THE PARC OF THE CHÂTEAU DE LA CARQUE

There was no danger of the Dragon Volant's closing its doors on that occasion till three or four in the morning. There were quartered there many servants of great people, whose masters would not leave the ball till the last moment, and who could not return to their corners in the Dragon Volant till their last services had been rendered.

I knew, therefore, I should have ample time for my mysterious excursion without exciting curiosity by being shut out.

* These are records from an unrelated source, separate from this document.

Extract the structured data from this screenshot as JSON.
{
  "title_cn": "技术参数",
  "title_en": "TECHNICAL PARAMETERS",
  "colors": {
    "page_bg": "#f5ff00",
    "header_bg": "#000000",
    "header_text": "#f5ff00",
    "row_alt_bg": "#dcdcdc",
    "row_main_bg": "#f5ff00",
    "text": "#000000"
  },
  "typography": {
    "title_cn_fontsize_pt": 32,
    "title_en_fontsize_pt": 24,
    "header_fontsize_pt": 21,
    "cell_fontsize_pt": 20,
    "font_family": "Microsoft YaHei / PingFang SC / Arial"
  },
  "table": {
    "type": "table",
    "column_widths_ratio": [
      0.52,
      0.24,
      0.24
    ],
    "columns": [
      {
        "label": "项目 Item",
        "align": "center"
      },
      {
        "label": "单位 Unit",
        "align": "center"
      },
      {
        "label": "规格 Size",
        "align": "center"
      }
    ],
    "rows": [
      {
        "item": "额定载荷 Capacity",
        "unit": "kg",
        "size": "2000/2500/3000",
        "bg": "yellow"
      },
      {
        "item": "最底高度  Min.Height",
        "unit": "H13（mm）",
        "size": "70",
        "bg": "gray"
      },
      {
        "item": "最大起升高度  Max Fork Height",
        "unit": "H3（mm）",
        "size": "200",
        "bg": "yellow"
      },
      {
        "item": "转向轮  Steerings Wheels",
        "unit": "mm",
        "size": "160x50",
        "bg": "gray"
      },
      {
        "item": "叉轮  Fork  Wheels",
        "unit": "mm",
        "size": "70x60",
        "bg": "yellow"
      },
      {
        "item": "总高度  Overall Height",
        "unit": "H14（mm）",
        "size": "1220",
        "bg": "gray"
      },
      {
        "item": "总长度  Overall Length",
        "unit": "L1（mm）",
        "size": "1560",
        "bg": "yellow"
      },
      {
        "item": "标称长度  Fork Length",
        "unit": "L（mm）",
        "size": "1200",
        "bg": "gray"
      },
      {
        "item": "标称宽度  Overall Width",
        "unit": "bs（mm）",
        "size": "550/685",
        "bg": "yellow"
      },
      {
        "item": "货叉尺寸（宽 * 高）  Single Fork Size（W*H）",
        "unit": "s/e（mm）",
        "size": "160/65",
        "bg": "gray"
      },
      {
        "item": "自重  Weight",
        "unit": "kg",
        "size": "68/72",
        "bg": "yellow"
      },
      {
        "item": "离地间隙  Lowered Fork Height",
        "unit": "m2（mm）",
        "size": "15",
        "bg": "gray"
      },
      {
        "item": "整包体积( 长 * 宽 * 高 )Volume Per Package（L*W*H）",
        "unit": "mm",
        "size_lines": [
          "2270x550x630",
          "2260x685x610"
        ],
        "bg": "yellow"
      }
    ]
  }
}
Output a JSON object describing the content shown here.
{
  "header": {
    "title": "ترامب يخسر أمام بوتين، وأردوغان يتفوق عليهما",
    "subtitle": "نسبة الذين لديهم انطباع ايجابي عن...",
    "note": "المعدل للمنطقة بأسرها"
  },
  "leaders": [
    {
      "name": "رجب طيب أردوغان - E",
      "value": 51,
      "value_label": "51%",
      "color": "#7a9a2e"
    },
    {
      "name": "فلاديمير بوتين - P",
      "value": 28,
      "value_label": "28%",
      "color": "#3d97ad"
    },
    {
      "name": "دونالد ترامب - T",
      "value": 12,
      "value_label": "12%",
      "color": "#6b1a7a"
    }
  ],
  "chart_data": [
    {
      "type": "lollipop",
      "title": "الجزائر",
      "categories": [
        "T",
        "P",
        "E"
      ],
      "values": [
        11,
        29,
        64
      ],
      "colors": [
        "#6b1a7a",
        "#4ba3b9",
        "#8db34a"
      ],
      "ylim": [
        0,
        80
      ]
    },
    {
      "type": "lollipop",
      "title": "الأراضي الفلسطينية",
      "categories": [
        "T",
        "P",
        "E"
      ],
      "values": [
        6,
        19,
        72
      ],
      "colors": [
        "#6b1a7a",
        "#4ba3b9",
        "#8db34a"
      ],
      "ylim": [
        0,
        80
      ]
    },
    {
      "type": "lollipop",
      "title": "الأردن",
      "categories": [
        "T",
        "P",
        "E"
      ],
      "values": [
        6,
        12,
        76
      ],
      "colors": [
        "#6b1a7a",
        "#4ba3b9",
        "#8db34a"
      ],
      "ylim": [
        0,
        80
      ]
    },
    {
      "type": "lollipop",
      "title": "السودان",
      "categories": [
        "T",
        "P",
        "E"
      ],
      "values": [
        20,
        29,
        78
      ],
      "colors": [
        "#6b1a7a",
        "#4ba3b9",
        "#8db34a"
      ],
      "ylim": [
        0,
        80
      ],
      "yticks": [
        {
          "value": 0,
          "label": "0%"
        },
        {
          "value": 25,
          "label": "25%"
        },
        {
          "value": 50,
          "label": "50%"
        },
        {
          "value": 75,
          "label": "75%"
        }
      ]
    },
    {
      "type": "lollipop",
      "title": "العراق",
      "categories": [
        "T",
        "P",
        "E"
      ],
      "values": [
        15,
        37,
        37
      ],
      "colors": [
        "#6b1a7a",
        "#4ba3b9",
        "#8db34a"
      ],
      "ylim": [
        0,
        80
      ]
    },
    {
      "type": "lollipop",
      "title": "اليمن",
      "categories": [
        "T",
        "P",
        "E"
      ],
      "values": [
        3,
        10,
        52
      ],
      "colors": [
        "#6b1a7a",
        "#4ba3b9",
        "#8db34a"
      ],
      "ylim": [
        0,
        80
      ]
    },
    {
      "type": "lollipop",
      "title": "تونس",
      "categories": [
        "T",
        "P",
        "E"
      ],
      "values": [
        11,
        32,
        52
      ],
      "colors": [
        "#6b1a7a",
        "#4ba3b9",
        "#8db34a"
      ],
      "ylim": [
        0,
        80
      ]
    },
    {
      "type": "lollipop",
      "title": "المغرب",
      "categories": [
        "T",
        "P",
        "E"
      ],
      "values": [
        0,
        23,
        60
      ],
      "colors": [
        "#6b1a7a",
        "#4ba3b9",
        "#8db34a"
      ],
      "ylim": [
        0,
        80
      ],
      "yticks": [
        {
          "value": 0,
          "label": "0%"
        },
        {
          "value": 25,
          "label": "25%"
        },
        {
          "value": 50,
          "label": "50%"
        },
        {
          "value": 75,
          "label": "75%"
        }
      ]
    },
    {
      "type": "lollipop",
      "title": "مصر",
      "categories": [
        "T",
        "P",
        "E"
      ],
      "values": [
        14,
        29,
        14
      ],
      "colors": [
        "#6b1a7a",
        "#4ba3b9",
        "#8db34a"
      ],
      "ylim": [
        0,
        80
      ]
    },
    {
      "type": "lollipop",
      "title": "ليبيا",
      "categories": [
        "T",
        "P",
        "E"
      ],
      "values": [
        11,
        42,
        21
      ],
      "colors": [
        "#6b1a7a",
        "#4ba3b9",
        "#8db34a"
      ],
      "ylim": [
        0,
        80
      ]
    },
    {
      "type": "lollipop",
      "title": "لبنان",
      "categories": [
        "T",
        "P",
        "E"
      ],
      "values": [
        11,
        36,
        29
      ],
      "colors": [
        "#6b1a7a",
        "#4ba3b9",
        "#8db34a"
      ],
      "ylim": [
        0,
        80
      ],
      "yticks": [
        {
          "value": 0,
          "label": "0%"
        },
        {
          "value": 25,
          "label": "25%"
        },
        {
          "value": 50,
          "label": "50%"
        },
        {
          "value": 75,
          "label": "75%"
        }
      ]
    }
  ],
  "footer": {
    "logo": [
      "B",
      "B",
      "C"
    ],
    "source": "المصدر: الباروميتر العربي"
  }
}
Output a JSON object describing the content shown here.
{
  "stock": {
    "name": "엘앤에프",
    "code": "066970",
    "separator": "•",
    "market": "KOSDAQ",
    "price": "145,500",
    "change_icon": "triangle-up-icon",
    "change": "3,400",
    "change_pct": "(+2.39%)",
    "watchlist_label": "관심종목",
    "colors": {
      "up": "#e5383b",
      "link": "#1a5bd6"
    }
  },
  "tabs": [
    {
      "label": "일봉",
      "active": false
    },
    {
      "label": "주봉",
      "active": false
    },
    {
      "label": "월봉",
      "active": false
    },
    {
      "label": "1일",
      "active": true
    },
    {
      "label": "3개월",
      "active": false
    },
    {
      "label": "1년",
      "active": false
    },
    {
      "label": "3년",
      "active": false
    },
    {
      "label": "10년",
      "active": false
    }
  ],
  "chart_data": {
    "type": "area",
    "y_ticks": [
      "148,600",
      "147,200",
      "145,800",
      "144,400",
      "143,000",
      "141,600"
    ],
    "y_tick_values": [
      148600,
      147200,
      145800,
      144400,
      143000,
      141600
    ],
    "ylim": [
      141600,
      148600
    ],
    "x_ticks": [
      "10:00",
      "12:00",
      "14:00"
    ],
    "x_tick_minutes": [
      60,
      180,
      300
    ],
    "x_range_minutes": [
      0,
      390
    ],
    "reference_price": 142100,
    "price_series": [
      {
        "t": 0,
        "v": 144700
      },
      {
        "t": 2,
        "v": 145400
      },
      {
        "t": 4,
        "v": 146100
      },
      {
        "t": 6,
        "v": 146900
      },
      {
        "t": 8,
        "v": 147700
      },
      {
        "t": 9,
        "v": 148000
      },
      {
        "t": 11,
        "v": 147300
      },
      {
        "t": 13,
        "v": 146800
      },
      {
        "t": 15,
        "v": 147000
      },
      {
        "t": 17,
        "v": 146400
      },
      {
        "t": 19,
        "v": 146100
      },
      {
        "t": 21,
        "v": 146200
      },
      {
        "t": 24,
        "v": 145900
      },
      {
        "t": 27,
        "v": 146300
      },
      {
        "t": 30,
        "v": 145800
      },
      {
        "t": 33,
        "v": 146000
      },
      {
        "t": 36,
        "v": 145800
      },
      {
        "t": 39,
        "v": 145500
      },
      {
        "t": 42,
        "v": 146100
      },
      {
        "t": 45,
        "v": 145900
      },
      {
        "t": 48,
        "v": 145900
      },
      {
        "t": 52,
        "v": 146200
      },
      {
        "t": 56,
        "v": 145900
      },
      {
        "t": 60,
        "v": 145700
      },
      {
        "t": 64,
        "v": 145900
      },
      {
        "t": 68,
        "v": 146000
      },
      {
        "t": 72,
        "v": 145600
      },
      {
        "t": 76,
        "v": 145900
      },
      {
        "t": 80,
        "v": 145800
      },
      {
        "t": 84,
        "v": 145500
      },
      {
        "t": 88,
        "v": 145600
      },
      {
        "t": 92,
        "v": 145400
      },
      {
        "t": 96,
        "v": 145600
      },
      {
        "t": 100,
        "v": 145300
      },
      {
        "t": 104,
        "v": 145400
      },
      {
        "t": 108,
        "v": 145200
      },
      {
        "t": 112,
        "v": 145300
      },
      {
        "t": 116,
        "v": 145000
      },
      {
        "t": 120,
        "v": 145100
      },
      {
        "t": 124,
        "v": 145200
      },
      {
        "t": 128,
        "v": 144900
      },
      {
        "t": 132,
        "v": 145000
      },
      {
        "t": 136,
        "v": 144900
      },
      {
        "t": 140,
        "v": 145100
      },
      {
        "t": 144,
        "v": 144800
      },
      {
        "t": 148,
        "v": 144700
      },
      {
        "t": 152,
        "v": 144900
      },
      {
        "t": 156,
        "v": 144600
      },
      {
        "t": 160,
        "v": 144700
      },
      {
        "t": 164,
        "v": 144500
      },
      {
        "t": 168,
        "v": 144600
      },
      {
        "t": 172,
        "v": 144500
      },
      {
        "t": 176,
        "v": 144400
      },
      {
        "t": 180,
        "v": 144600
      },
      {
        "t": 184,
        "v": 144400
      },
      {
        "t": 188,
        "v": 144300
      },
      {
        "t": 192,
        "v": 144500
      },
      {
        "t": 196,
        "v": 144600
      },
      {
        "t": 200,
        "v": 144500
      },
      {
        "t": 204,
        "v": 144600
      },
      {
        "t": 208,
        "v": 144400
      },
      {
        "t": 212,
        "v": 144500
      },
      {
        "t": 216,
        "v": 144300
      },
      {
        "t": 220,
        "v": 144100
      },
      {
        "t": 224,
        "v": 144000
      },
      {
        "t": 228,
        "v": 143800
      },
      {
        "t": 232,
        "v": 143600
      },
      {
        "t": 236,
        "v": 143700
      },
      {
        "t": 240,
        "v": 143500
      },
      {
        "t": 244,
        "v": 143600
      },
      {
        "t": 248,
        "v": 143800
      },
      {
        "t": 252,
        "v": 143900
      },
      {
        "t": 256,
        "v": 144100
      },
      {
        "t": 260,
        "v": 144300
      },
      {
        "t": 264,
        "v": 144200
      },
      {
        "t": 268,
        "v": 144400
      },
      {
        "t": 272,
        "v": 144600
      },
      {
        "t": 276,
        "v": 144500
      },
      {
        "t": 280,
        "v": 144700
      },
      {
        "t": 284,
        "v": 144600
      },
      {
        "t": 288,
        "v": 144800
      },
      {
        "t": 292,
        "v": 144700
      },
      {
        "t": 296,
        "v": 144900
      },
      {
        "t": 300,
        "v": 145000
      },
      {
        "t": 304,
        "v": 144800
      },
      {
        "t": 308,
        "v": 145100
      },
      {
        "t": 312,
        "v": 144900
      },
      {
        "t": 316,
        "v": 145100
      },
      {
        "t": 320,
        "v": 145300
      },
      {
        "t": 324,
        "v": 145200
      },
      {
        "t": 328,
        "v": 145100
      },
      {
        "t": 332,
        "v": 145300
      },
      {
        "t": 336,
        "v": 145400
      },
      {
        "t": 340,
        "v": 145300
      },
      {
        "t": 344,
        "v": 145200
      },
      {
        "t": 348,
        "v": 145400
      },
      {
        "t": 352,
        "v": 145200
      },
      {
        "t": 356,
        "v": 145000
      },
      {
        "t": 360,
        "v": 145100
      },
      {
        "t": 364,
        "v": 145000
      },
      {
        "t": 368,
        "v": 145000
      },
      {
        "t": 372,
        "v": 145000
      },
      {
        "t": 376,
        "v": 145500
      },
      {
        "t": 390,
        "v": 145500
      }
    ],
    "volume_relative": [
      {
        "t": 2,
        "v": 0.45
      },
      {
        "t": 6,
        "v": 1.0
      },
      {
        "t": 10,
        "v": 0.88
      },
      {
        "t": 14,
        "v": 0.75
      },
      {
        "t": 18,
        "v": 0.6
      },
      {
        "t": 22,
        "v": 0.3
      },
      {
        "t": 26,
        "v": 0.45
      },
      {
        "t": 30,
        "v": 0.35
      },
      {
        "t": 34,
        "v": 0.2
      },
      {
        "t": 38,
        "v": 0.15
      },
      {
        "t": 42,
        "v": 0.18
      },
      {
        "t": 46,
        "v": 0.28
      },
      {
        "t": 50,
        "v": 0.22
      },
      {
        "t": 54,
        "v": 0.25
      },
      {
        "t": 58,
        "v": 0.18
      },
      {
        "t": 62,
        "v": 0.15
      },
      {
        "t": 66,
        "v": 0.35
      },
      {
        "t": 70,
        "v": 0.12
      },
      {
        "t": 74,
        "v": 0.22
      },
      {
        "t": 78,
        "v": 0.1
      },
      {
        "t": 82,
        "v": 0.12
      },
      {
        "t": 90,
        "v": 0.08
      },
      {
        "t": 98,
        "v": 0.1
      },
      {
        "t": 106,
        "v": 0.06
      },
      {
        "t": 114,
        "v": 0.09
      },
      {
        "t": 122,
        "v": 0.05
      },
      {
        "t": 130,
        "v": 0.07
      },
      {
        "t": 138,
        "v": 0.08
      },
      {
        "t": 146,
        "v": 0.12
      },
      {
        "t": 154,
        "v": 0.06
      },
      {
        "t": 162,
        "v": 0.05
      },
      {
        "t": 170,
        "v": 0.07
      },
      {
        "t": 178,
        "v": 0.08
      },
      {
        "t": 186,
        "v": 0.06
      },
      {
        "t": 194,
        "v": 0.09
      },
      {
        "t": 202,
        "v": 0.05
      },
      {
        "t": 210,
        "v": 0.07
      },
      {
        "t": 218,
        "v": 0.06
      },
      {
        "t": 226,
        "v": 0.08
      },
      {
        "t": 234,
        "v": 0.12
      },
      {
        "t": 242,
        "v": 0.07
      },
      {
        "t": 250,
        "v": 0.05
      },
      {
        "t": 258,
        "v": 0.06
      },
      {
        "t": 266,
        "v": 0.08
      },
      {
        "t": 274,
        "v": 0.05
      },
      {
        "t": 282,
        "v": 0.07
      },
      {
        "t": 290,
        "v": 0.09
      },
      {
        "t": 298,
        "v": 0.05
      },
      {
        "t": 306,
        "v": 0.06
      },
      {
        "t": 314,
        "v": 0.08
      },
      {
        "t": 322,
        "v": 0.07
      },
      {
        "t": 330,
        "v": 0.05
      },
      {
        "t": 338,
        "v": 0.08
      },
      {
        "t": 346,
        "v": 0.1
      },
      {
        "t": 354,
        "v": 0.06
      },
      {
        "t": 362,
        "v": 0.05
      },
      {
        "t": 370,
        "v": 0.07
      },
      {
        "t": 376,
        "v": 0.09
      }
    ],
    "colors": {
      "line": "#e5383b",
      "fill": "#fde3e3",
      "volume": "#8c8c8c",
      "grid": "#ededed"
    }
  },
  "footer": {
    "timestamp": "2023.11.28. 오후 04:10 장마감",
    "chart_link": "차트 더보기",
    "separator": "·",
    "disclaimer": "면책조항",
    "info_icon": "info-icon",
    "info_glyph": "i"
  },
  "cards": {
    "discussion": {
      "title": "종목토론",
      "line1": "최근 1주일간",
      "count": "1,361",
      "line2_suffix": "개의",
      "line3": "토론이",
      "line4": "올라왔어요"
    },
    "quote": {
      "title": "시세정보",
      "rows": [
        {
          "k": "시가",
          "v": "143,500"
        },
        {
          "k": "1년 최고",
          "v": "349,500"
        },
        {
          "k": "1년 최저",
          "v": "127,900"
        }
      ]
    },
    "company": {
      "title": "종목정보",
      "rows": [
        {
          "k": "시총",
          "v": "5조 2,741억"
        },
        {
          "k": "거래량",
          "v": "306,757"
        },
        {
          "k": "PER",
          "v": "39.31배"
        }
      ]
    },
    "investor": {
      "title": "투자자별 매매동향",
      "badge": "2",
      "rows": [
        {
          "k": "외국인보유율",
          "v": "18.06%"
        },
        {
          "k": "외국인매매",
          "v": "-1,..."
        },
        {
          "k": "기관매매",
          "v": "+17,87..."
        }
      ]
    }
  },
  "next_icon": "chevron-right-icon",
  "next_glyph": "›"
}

And now we pulled up under the canopy of boughs, before the sign of the Dragon Volant, and the light that shone from its hall-door.

I dismissed my carriage, ran up the broad stair-case, mask in hand, with my domino fluttering about me, and entered the large bedroom. The black wainscoting and stately furniture, with the dark curtains of the very tall bed, made the night there more somber.

An oblique patch of moonlight was thrown upon the floor from the window to which I hastened. I looked out upon the landscape slumbering in those silvery beams. There stood the outline of the Château de la Carque, its chimneys and many turrets with their extinguisher-shaped roofs black against the soft grey sky. There, also, more in the foreground, about midway between the window where I stood and the château, but a little to the left, I traced the tufted masses of the grove which the lady in the mask had appointed as the trysting-place, where I and the beautiful Countess were to meet that night.

I took "the bearings" of this gloomy bit of wood, whose foliage glimmered softly at top in the light of the moon.

You may guess with what a strange interest and swelling of the heart I gazed on the unknown scene of my coming adventure.